江戸時代には南蛮からの輸入品(舶来もの)であった『唐辛子(トウガラシ)』を使っていたため、あちゃら漬け(阿茶羅漬け)は『南蛮料理』の一種に分類されていた。江戸時代前期の『合類日用料理指南抄(1689年)』には、あちゃら漬けは『南蛮漬け』という名前で記録されており、現在でもアジ(鯵)などの魚介類を甘酢と大根・人参で漬けたものを『南蛮漬け』と表記することが多い。南蛮漬けと呼ばれた後に、あちゃら漬けという呼び方が登場したと推測されている。
江戸時代中期にはあちゃら漬けは一般的な漬物として認知されるようになっており、『料理網目調味抄(りょうりもうもくちょうみしょう,1730年・享保15年)』には、『酢をいりあつきに漬ける。酢一升、塩三合、なすび、はじかみ、めうがのこ、はす、牛蒡、塩、鯖、イワシ、貝類』といった作り方の説明がされている。『四季漬物塩嘉言(しきつけものしおかげん,1836年・天保7年)』にも、トウガラシと梅の酸味を活用した大根のあちゃら漬けの作り方が詳しく書かれており、レンコンやゴボウ、ウドを使って作っても良いという但し書きがされている。
戦前戦後に徳島県阿波地方の名物とされていたたくあん(沢庵)が『阿波たくあん(阿波沢庵)』であり、大正時代から昭和初期にかけては約2トンにも上る全国一のたくあん生産量を誇っていた。戦前には、植民地(併合地)である朝鮮半島や台湾にも阿波たくあんが大量に輸出されるほどであった。

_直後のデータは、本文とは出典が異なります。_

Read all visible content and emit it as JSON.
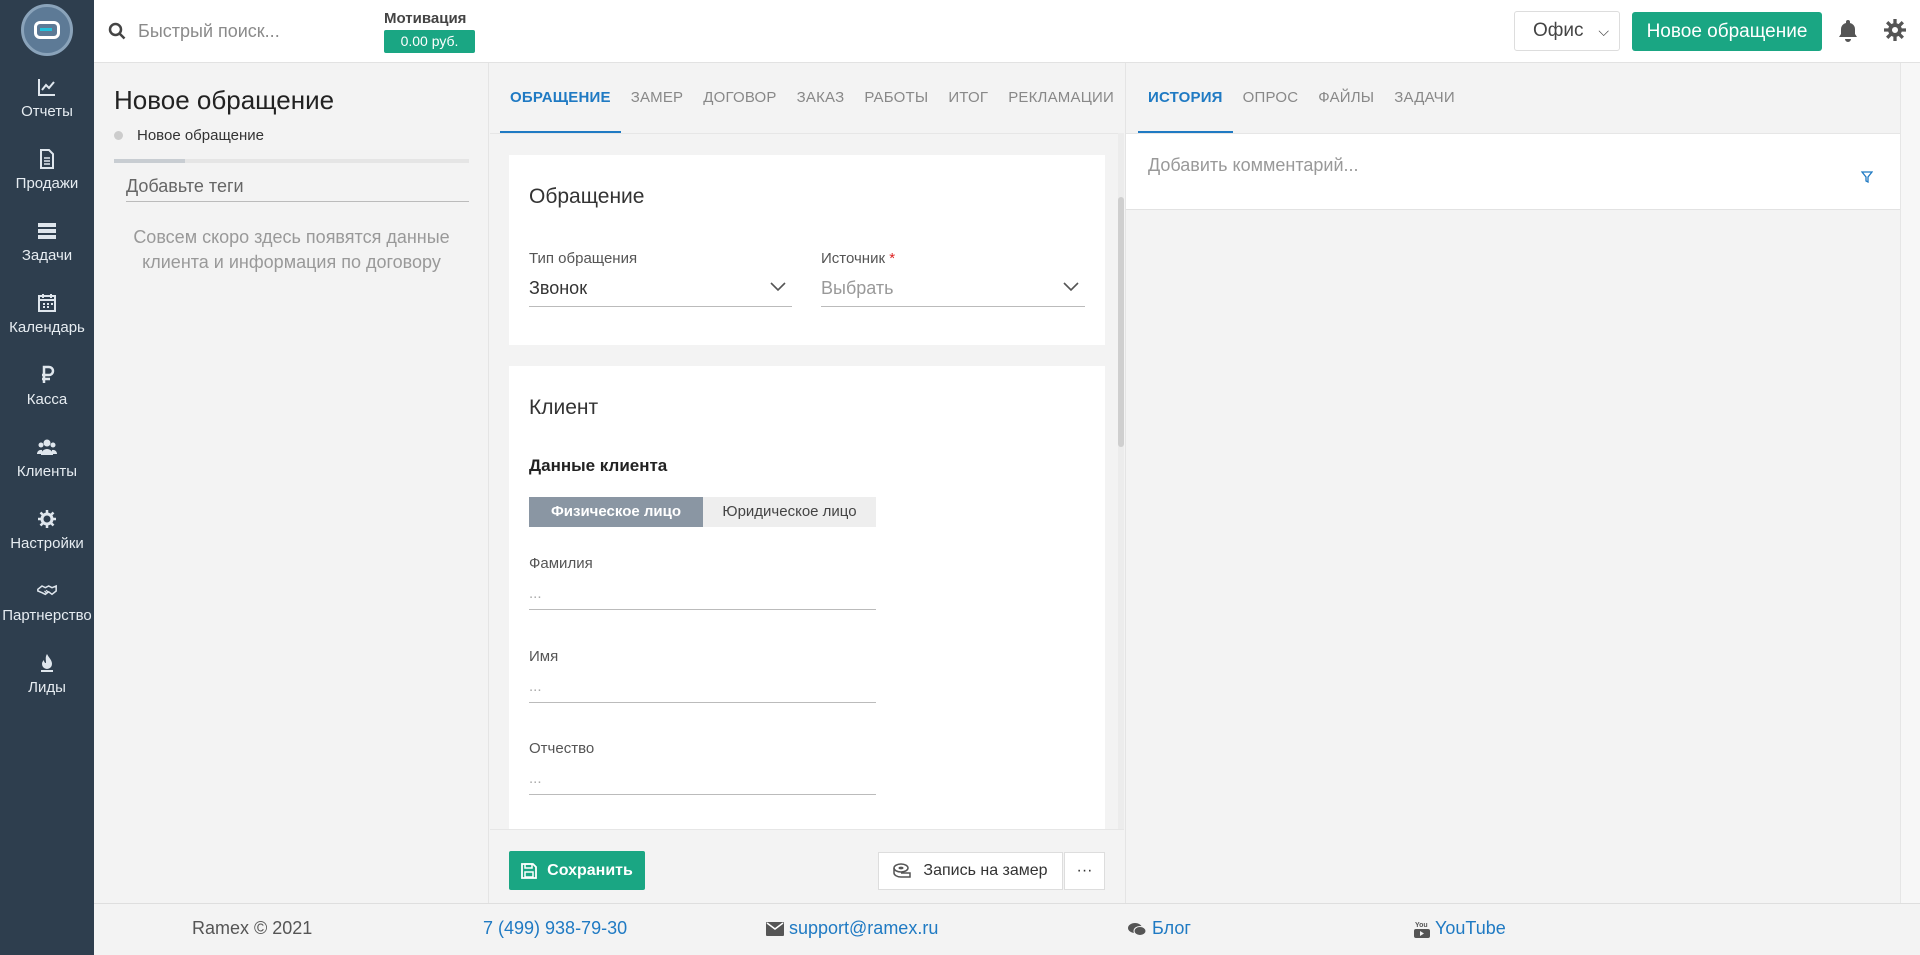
{
  "sidebar": {
    "items": [
      {
        "label": "Отчеты",
        "icon": "chart-icon"
      },
      {
        "label": "Продажи",
        "icon": "document-icon"
      },
      {
        "label": "Задачи",
        "icon": "tasks-icon"
      },
      {
        "label": "Календарь",
        "icon": "calendar-icon"
      },
      {
        "label": "Касса",
        "icon": "ruble-icon"
      },
      {
        "label": "Клиенты",
        "icon": "users-icon"
      },
      {
        "label": "Настройки",
        "icon": "gear-icon"
      },
      {
        "label": "Партнерство",
        "icon": "handshake-icon"
      },
      {
        "label": "Лиды",
        "icon": "flame-icon"
      }
    ]
  },
  "topbar": {
    "search_placeholder": "Быстрый поиск...",
    "motivation_label": "Мотивация",
    "motivation_value": "0.00 руб.",
    "office_value": "Офис",
    "new_request_label": "Новое обращение"
  },
  "left": {
    "title": "Новое обращение",
    "breadcrumb": "Новое обращение",
    "progress_fraction": 0.2,
    "tags_placeholder": "Добавьте теги",
    "info_message": "Совсем скоро здесь появятся данные клиента и информация по договору"
  },
  "middle": {
    "tabs": [
      "ОБРАЩЕНИЕ",
      "ЗАМЕР",
      "ДОГОВОР",
      "ЗАКАЗ",
      "РАБОТЫ",
      "ИТОГ",
      "РЕКЛАМАЦИИ"
    ],
    "active_tab": 0,
    "request_card": {
      "title": "Обращение",
      "type_label": "Тип обращения",
      "type_value": "Звонок",
      "source_label": "Источник",
      "source_required": "*",
      "source_placeholder": "Выбрать"
    },
    "client_card": {
      "title": "Клиент",
      "subheading": "Данные клиента",
      "toggle_individual": "Физическое лицо",
      "toggle_legal": "Юридическое лицо",
      "surname_label": "Фамилия",
      "surname_placeholder": "...",
      "name_label": "Имя",
      "name_placeholder": "...",
      "patronymic_label": "Отчество",
      "patronymic_placeholder": "..."
    },
    "actions": {
      "save_label": "Сохранить",
      "zamer_label": "Запись на замер",
      "more_label": "···"
    }
  },
  "right": {
    "tabs": [
      "ИСТОРИЯ",
      "ОПРОС",
      "ФАЙЛЫ",
      "ЗАДАЧИ"
    ],
    "active_tab": 0,
    "comment_placeholder": "Добавить комментарий..."
  },
  "footer": {
    "copyright": "Ramex © 2021",
    "phone": "7 (499) 938-79-30",
    "email": "support@ramex.ru",
    "blog": "Блог",
    "youtube": "YouTube"
  },
  "colors": {
    "sidebar_bg": "#2e3e4e",
    "accent_green": "#1aa683",
    "link_blue": "#1f7ac3"
  }
}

徳島県の阿波地方では、明治中期に化学染料の登場で衰退し始めた藍染(染料作り)に変えて、吉野川下流域の平野部で漬物用の大根が作られるようになり、たくあんや切り干し大根の一大生産地へと変貌していったという。戦前の庶民の平均的な朝ごはんの食生活は、麦飯(若干の白米)にたくあん(沢庵)をおかず(主菜・副菜)とするものであり、日本全体で『膨大なたくあんの需要』があったのである。
1894年(明治27年)に阿波たくあんを創作したのは、板野郡藍園村で大根栽培をしていた久次米伊勢吉(くじめいせきち)である。その後に、徳島県の農業試験所でたくあんに適した大根の品種改良が続けられて、1932年(昭和7年)に青首大根の欠点(たくあんにすると青い部分が黒くなってしまう)を改良した『阿波晩生(あわばんせい)』が作られた。
たくあんに最適とされた阿波晩生の作成によって、阿波たくあんは『日本一の生産量・出荷量』を誇る黄金期を謳歌した。阿波たくあんは、大根の干し方と塩・米ぬかの割合にこだわり、発酵による十分な熟成を行った日本一美味しいたくあん(黒くなる青首大根のたくあんよりも見かけのよいたくあん)として評判になったのである。しかし、感染症に弱いという欠点があり、1950年(昭和25年)に阿波晩生がウイルス感染症の被害を受けると、他のたくあん生産地にその需要を大きく奪われてしまった。
徳島県は感染症に強い『阿波新晩生』という大根の品種改良に成功したが、いったん奪われた需要を取り戻せず、高度経済成長期における『食生活の欧米化・たくあんを毎日食べる家庭の激減』によって、阿波たくあんが再びヒットすることはなかったのである。現在では、徳島県内でたくあんを生産・出荷している漬物業者は殆ど残っておらず、阿波新晩生を材料とする『阿波たくあん』の一般消費者向けの生産も行われていない。